Most people take better care of things that they own. This is true for physical things, such as cars. But it’s also true for tasks. For example, if you are working on a project that involves strategies that you came up with then you’re more likely to own those results and work harder towards them.
We also tend to take care of machines better, the more flexibility that you have with the machines. For example, if you lock the desktop background on a system, the user of that system is less likely to want to self-service any issues on the device (not that they can) and more likely to treat the device with the same level of care you might.
Restrictions in iOS are options that disable certain features. For example, you can disable the camera on a device. Bushel doesn’t support a lot of “Restrictions” for iOS. There are a few reasons for this. One easy reason is that we don’t want to muddy the interface with a bunch of checkboxes that spout tech jargon. Another easy reason we don’t do a lot of restrictions is then people don’t spend as much time trying to bypass the restrictions.

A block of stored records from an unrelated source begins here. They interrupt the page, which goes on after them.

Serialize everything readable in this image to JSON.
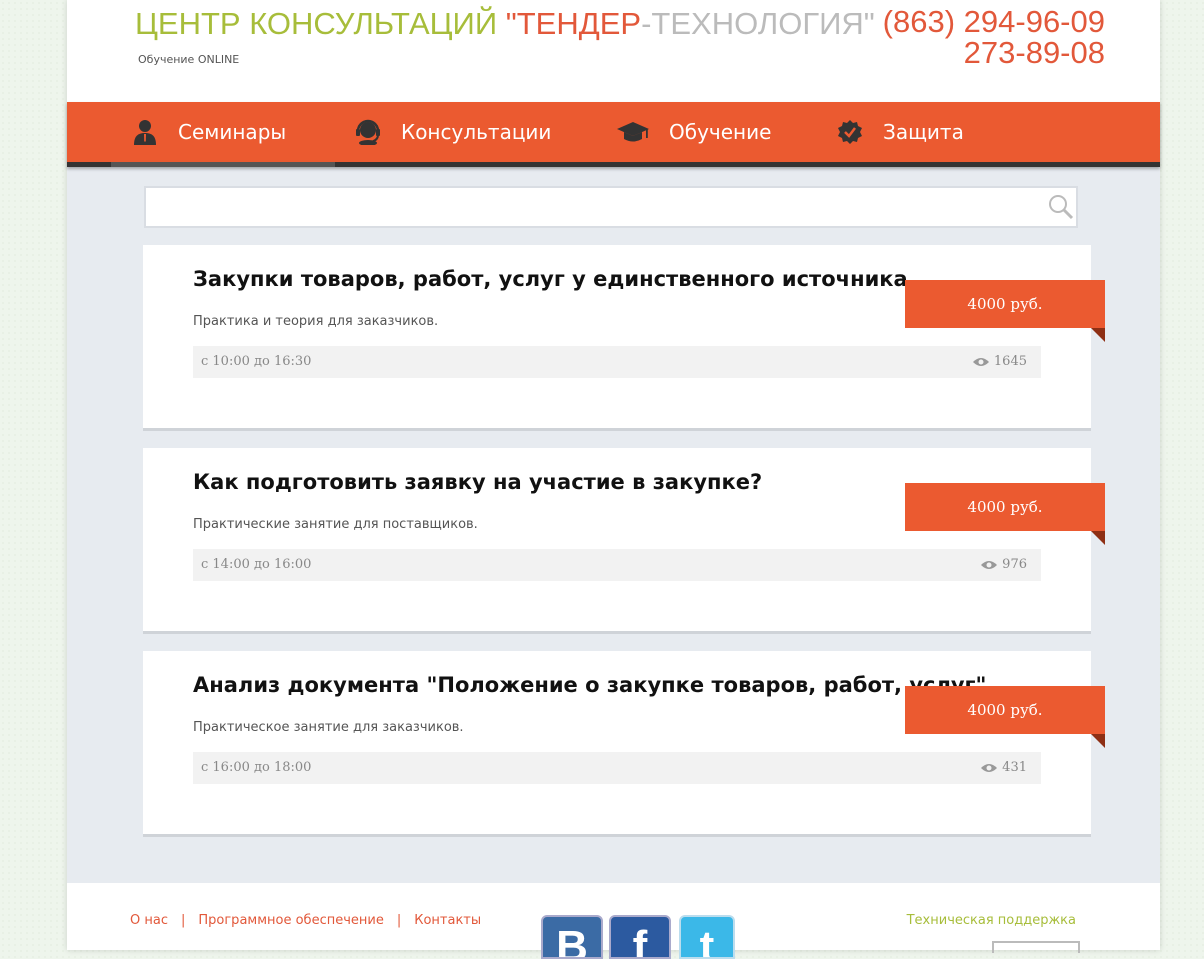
{
  "header": {
    "brand_part1": "ЦЕНТР КОНСУЛЬТАЦИЙ ",
    "brand_part2": "\"ТЕНДЕР",
    "brand_part3": "-ТЕХНОЛОГИЯ\"",
    "subtitle": "Обучение ONLINE",
    "phone1": "(863) 294-96-09",
    "phone2": "273-89-08"
  },
  "nav": {
    "items": [
      {
        "label": "Семинары",
        "icon": "user-icon",
        "active": true
      },
      {
        "label": "Консультации",
        "icon": "headset-icon",
        "active": false
      },
      {
        "label": "Обучение",
        "icon": "graduation-cap-icon",
        "active": false
      },
      {
        "label": "Защита",
        "icon": "check-badge-icon",
        "active": false
      }
    ]
  },
  "search": {
    "value": "",
    "placeholder": ""
  },
  "cards": [
    {
      "title": "Закупки товаров, работ, услуг у единственного источника",
      "desc": "Практика и теория для заказчиков.",
      "time": "с 10:00 до 16:30",
      "views": "1645",
      "price": "4000 руб."
    },
    {
      "title": "Как подготовить заявку на участие в закупке?",
      "desc": "Практические занятие для поставщиков.",
      "time": "с 14:00 до 16:00",
      "views": "976",
      "price": "4000 руб."
    },
    {
      "title": "Анализ документа \"Положение о закупке товаров, работ, услуг\"",
      "desc": "Практическое занятие для заказчиков.",
      "time": "с 16:00 до 18:00",
      "views": "431",
      "price": "4000 руб."
    }
  ],
  "footer": {
    "links": [
      "О нас",
      "Программное обеспечение",
      "Контакты"
    ],
    "separator": "|",
    "support": "Техническая поддержка",
    "social": [
      {
        "name": "vk-icon",
        "glyph": "B",
        "color": "#3b6ba5"
      },
      {
        "name": "facebook-icon",
        "glyph": "f",
        "color": "#2c5aa0"
      },
      {
        "name": "twitter-icon",
        "glyph": "t",
        "color": "#3bb8e8"
      }
    ]
  },
  "colors": {
    "accent": "#eb5a30",
    "green": "#a7bd3a",
    "gray": "#bbbbbb",
    "nav_underline": "#333333"
  }
}
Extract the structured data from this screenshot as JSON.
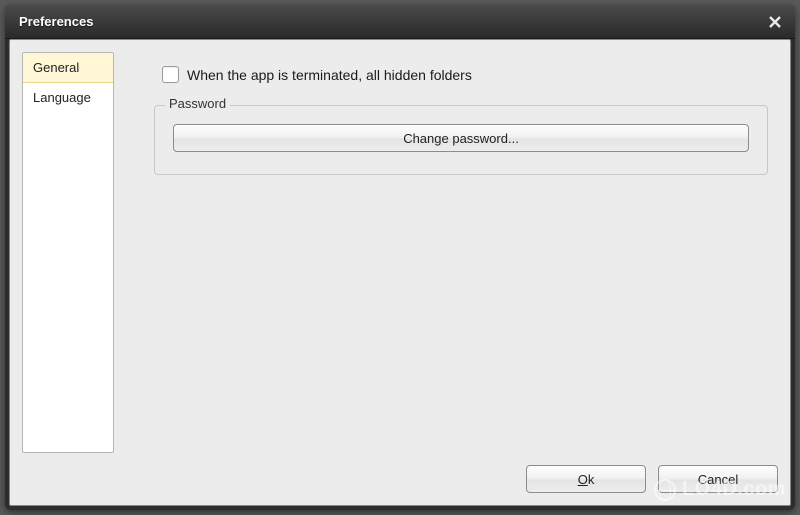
{
  "window": {
    "title": "Preferences"
  },
  "sidebar": {
    "items": [
      {
        "label": "General",
        "active": true
      },
      {
        "label": "Language",
        "active": false
      }
    ]
  },
  "general": {
    "terminate_checkbox_label": "When the app is terminated, all hidden folders",
    "terminate_checked": false,
    "password_group_label": "Password",
    "change_password_label": "Change password..."
  },
  "buttons": {
    "ok": "Ok",
    "cancel": "Cancel"
  },
  "watermark": "LO4D.com"
}
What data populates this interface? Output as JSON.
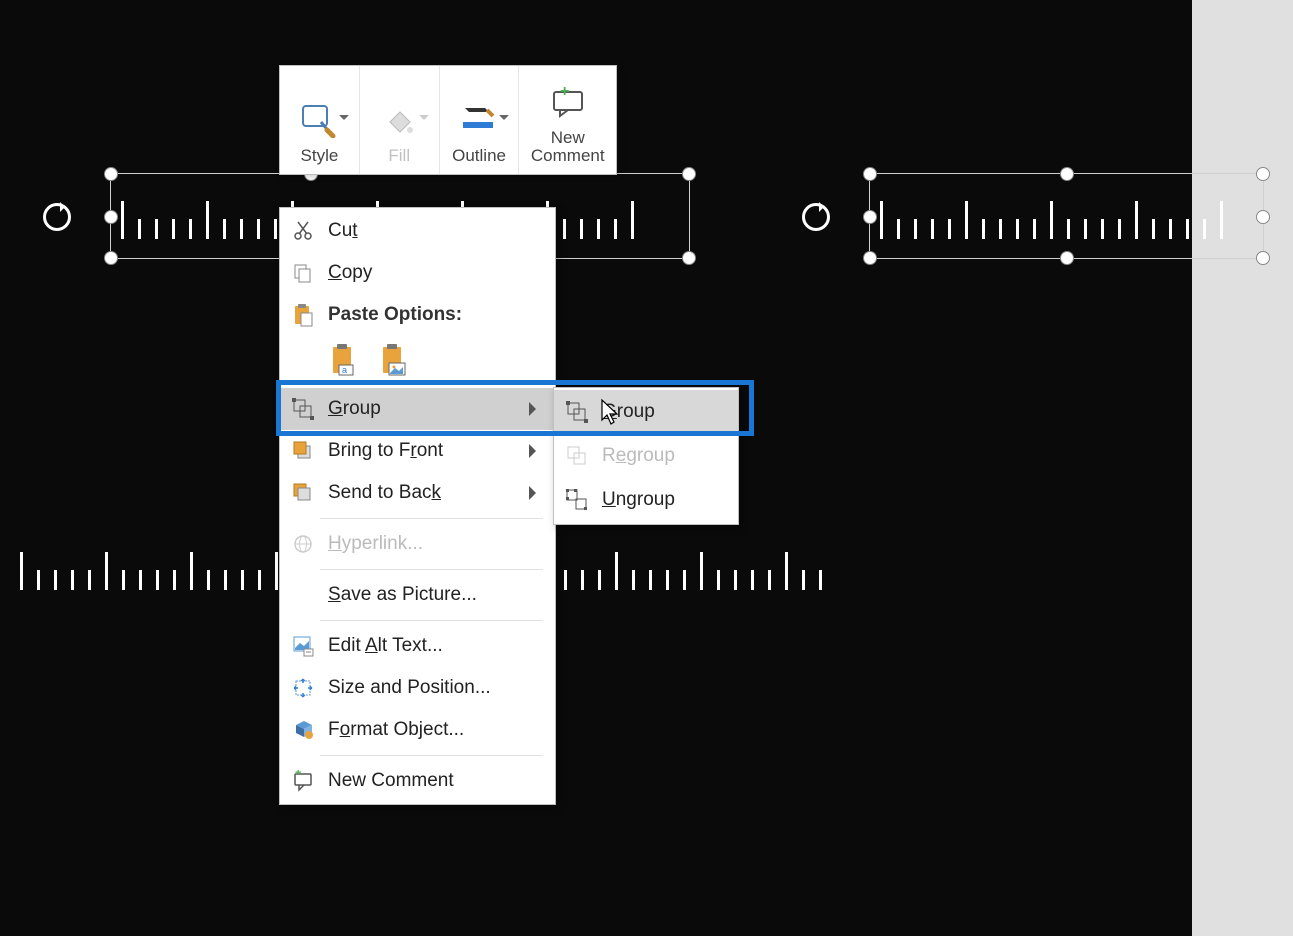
{
  "toolbar": {
    "style": "Style",
    "fill": "Fill",
    "outline": "Outline",
    "new_comment_line1": "New",
    "new_comment_line2": "Comment"
  },
  "context_menu": {
    "cut": "Cut",
    "copy": "Copy",
    "paste_options": "Paste Options:",
    "group": "Group",
    "bring_to_front": "Bring to Front",
    "send_to_back": "Send to Back",
    "hyperlink": "Hyperlink...",
    "save_as_picture": "Save as Picture...",
    "edit_alt_text": "Edit Alt Text...",
    "size_and_position": "Size and Position...",
    "format_object": "Format Object...",
    "new_comment": "New Comment"
  },
  "submenu": {
    "group": "Group",
    "regroup": "Regroup",
    "ungroup": "Ungroup"
  },
  "colors": {
    "highlight": "#1976d2",
    "canvas": "#0a0a0a",
    "menu_bg": "#ffffff",
    "hover_bg": "#d0d0d0"
  }
}
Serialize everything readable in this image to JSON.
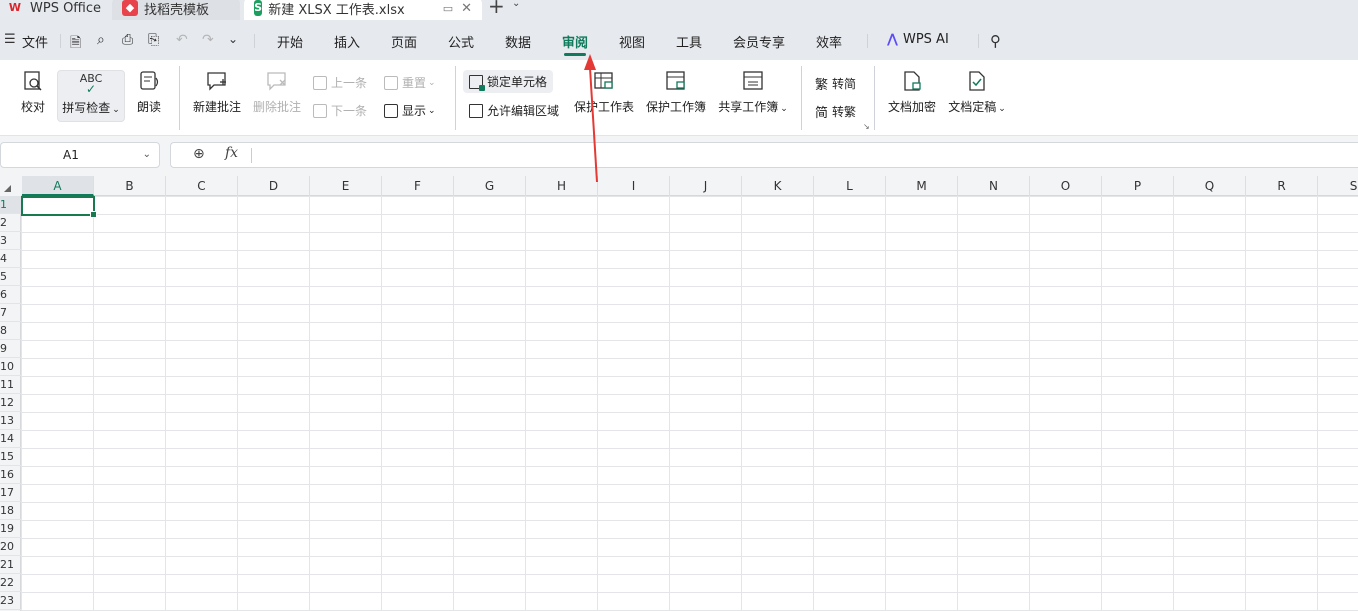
{
  "tabs": [
    {
      "label": "WPS Office",
      "icon": "wps-logo-icon",
      "color": "#d9262c"
    },
    {
      "label": "找稻壳模板",
      "icon": "daoke-icon",
      "color": "#e8434b"
    },
    {
      "label": "新建 XLSX 工作表.xlsx",
      "icon": "spreadsheet-icon",
      "color": "#1b9e5e",
      "badge": "S"
    }
  ],
  "menu": {
    "file": "文件",
    "items": [
      "开始",
      "插入",
      "页面",
      "公式",
      "数据",
      "审阅",
      "视图",
      "工具",
      "会员专享",
      "效率"
    ],
    "active": "审阅",
    "ai": "WPS AI"
  },
  "ribbon": {
    "proofread": "校对",
    "spellcheck_abc": "ABC",
    "spellcheck": "拼写检查",
    "read_aloud": "朗读",
    "new_comment": "新建批注",
    "delete_comment": "删除批注",
    "prev": "上一条",
    "next": "下一条",
    "reset": "重置",
    "show": "显示",
    "lock_cells": "锁定单元格",
    "allow_edit_ranges": "允许编辑区域",
    "protect_sheet": "保护工作表",
    "protect_workbook": "保护工作簿",
    "share_workbook": "共享工作簿",
    "to_simplified": "转简",
    "to_traditional": "转繁",
    "trad_glyph": "繁",
    "simp_glyph": "简",
    "encrypt": "文档加密",
    "finalize": "文档定稿"
  },
  "formula_bar": {
    "cell_ref": "A1",
    "fx": "fx",
    "value": ""
  },
  "sheet": {
    "columns": [
      "A",
      "B",
      "C",
      "D",
      "E",
      "F",
      "G",
      "H",
      "I",
      "J",
      "K",
      "L",
      "M",
      "N",
      "O",
      "P",
      "Q",
      "R",
      "S"
    ],
    "rows": [
      "1",
      "2",
      "3",
      "4",
      "5",
      "6",
      "7",
      "8",
      "9",
      "10",
      "11",
      "12",
      "13",
      "14",
      "15",
      "16",
      "17",
      "18",
      "19",
      "20",
      "21",
      "22",
      "23"
    ],
    "selected_cell": "A1"
  },
  "colors": {
    "accent": "#0f7a5c",
    "annotation_arrow": "#e53935"
  }
}
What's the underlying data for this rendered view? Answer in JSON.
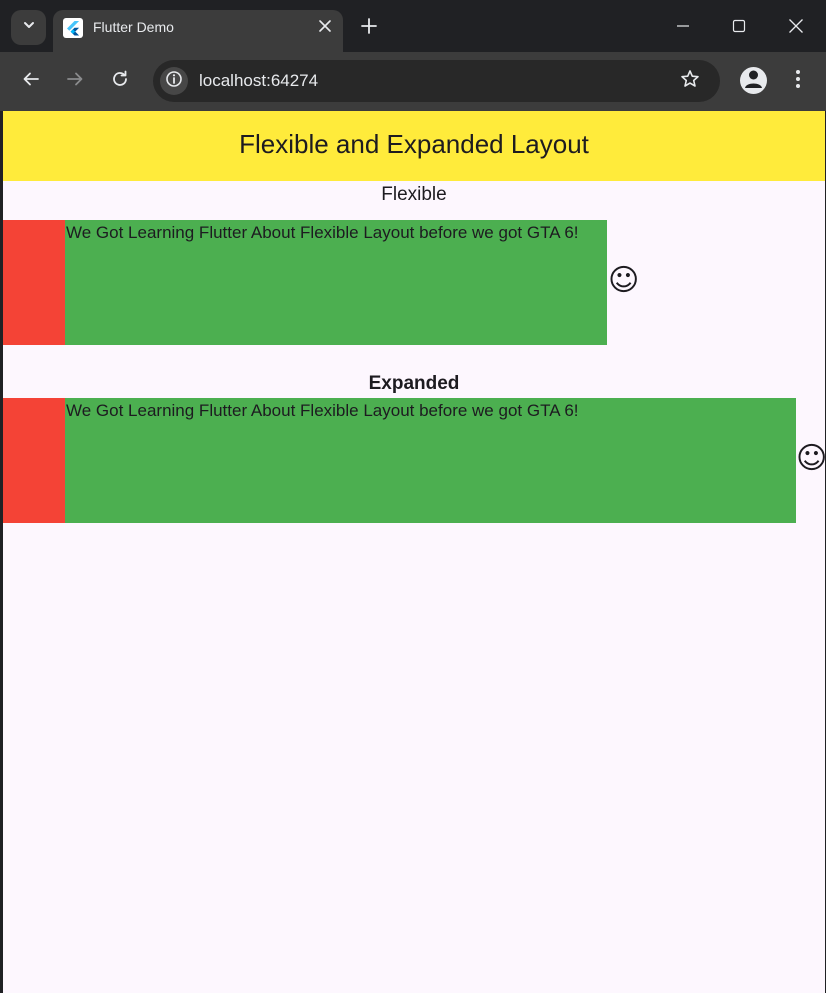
{
  "browser": {
    "tab": {
      "title": "Flutter Demo",
      "favicon": "flutter-icon"
    },
    "omnibox": {
      "url": "localhost:64274"
    }
  },
  "app": {
    "appbar_title": "Flexible and Expanded Layout",
    "colors": {
      "appbar": "#ffeb3b",
      "red_box": "#f44336",
      "green_box": "#4caf50",
      "background": "#fdf7fe"
    },
    "flexible_section": {
      "label": "Flexible",
      "text": "We Got Learning Flutter About Flexible Layout before we got GTA 6!",
      "trailing_icon": "☺"
    },
    "expanded_section": {
      "label": "Expanded",
      "text": "We Got Learning Flutter About Flexible Layout before we got GTA 6!",
      "trailing_icon": "☺"
    }
  }
}
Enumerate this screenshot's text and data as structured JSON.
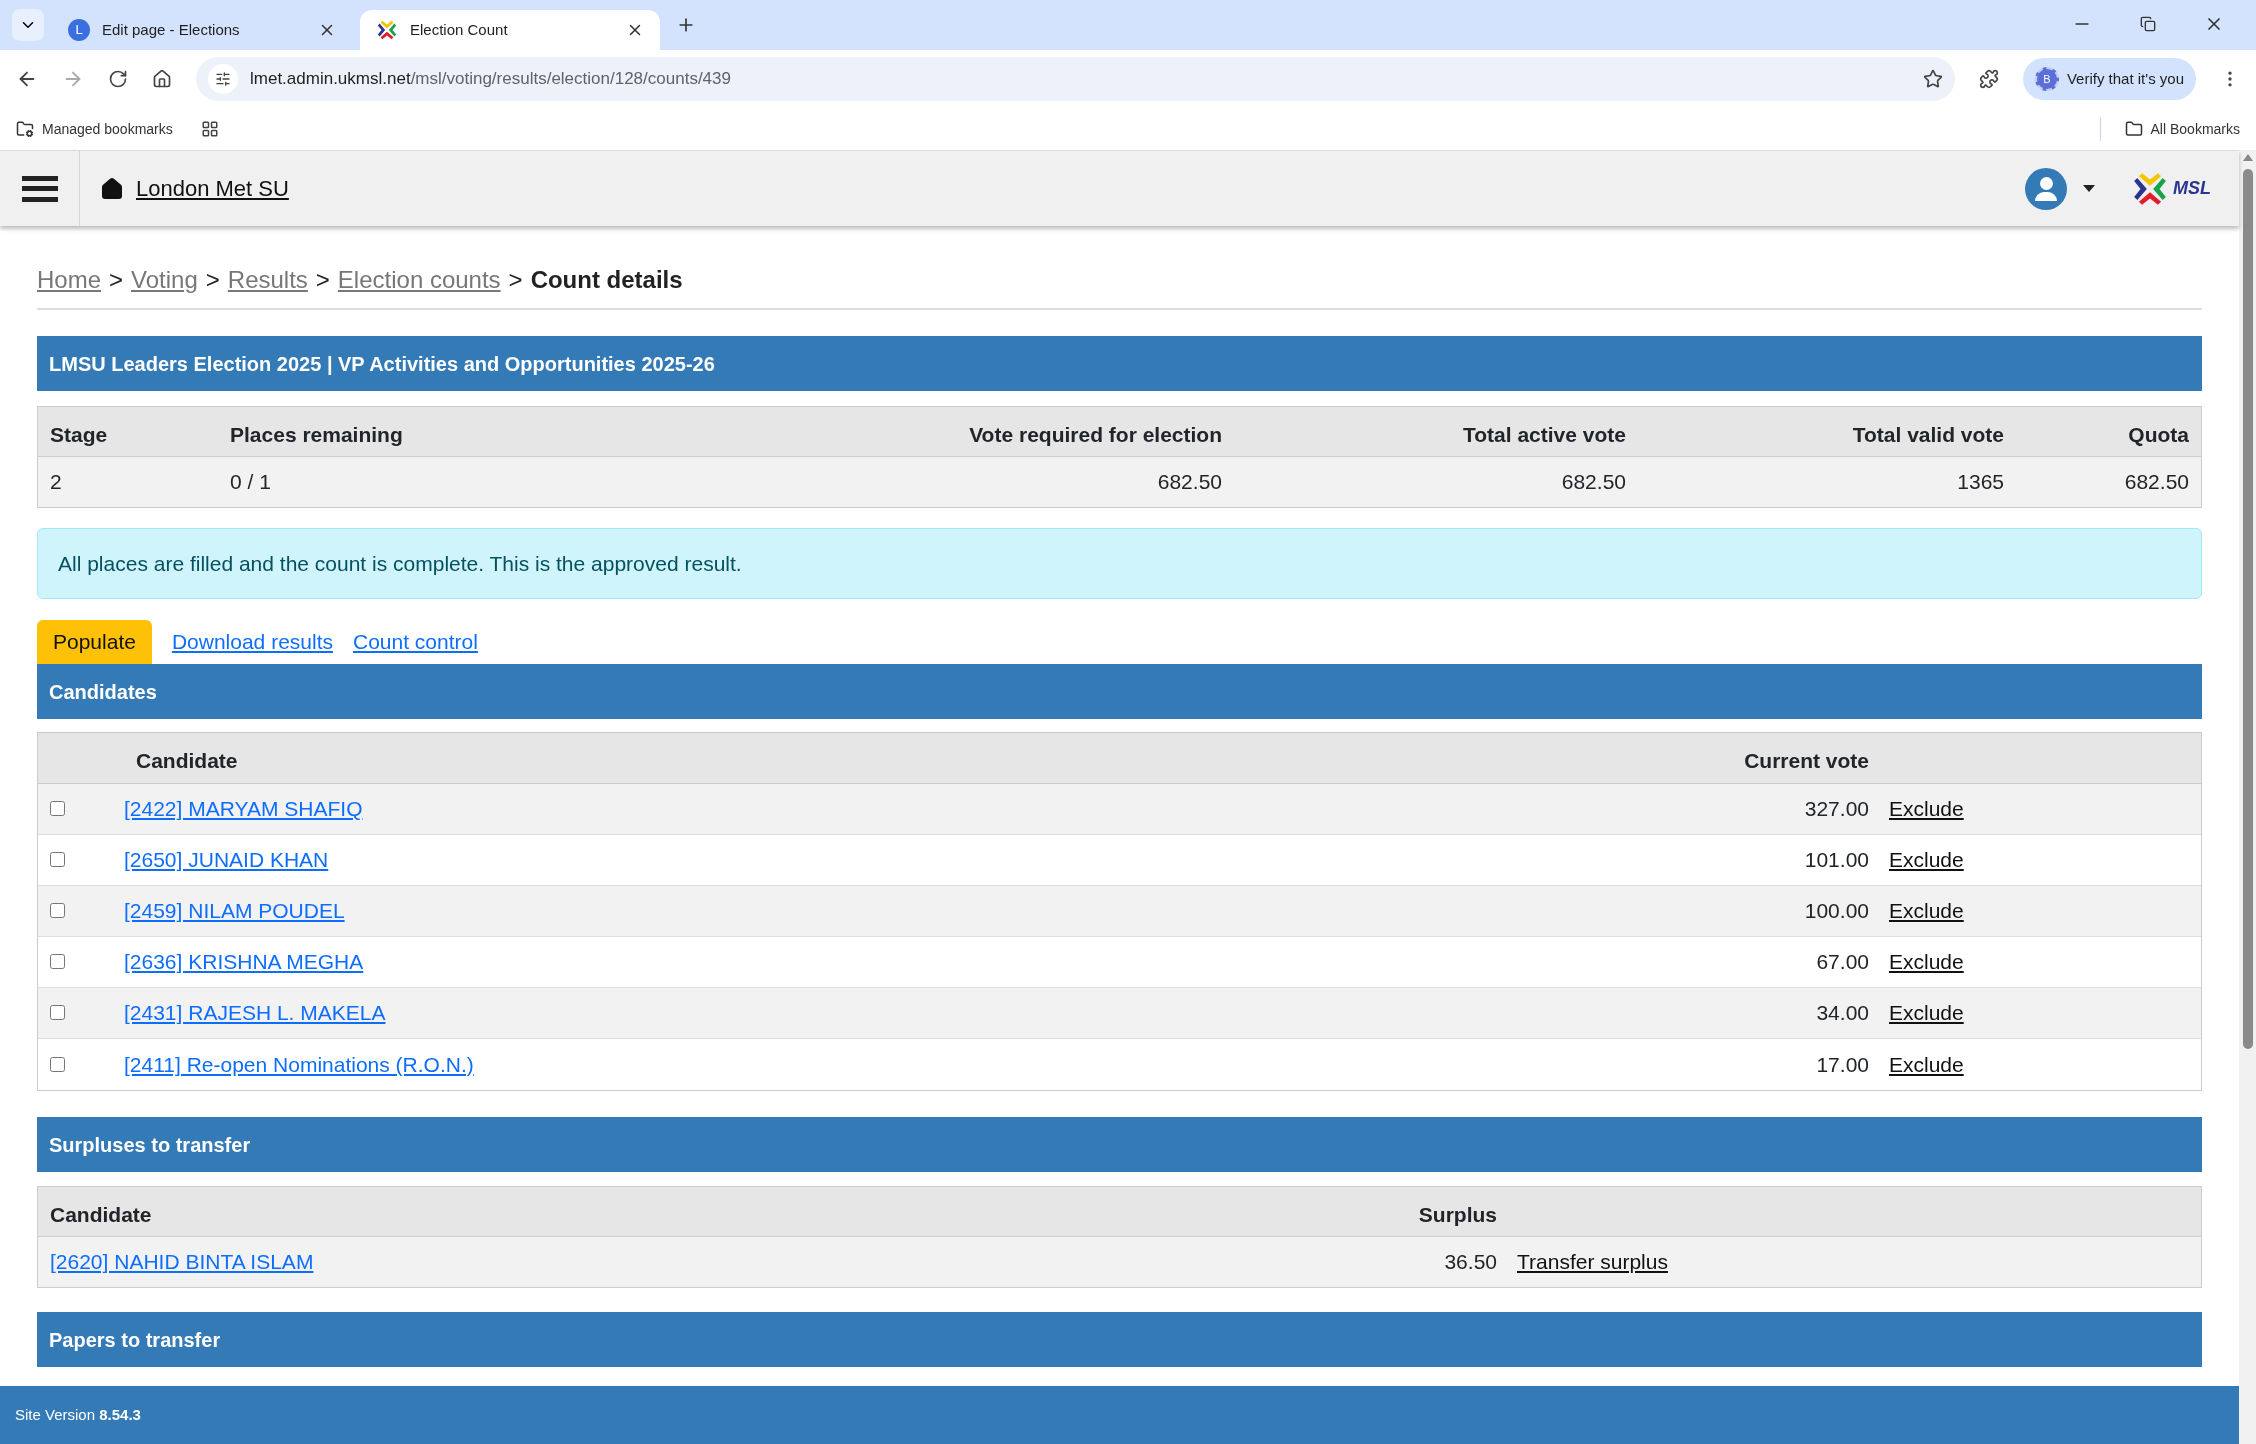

But the hardest reason to talk about is the fact that employees and Apple want people to maximize what they can do on devices. A user can’t break the operating system on an iOS device. So why lock the device down? It’s not like your cost to support the device is going to skyrocket because people are getting viruses as with other platforms. A user has a harder time breaking OS X with every passing year.
At Bushel, we do not like restricting things on iOS devices. We absolutely understand and respect the fact that in some cases you need to restrict things. For example, yes, the cameras should be disabled if you have visuals on the trajectories of ICBMs. Sure, works for us. But Bushel is built for smaller organizations. And we like to think that freedom is the fountain of innovation.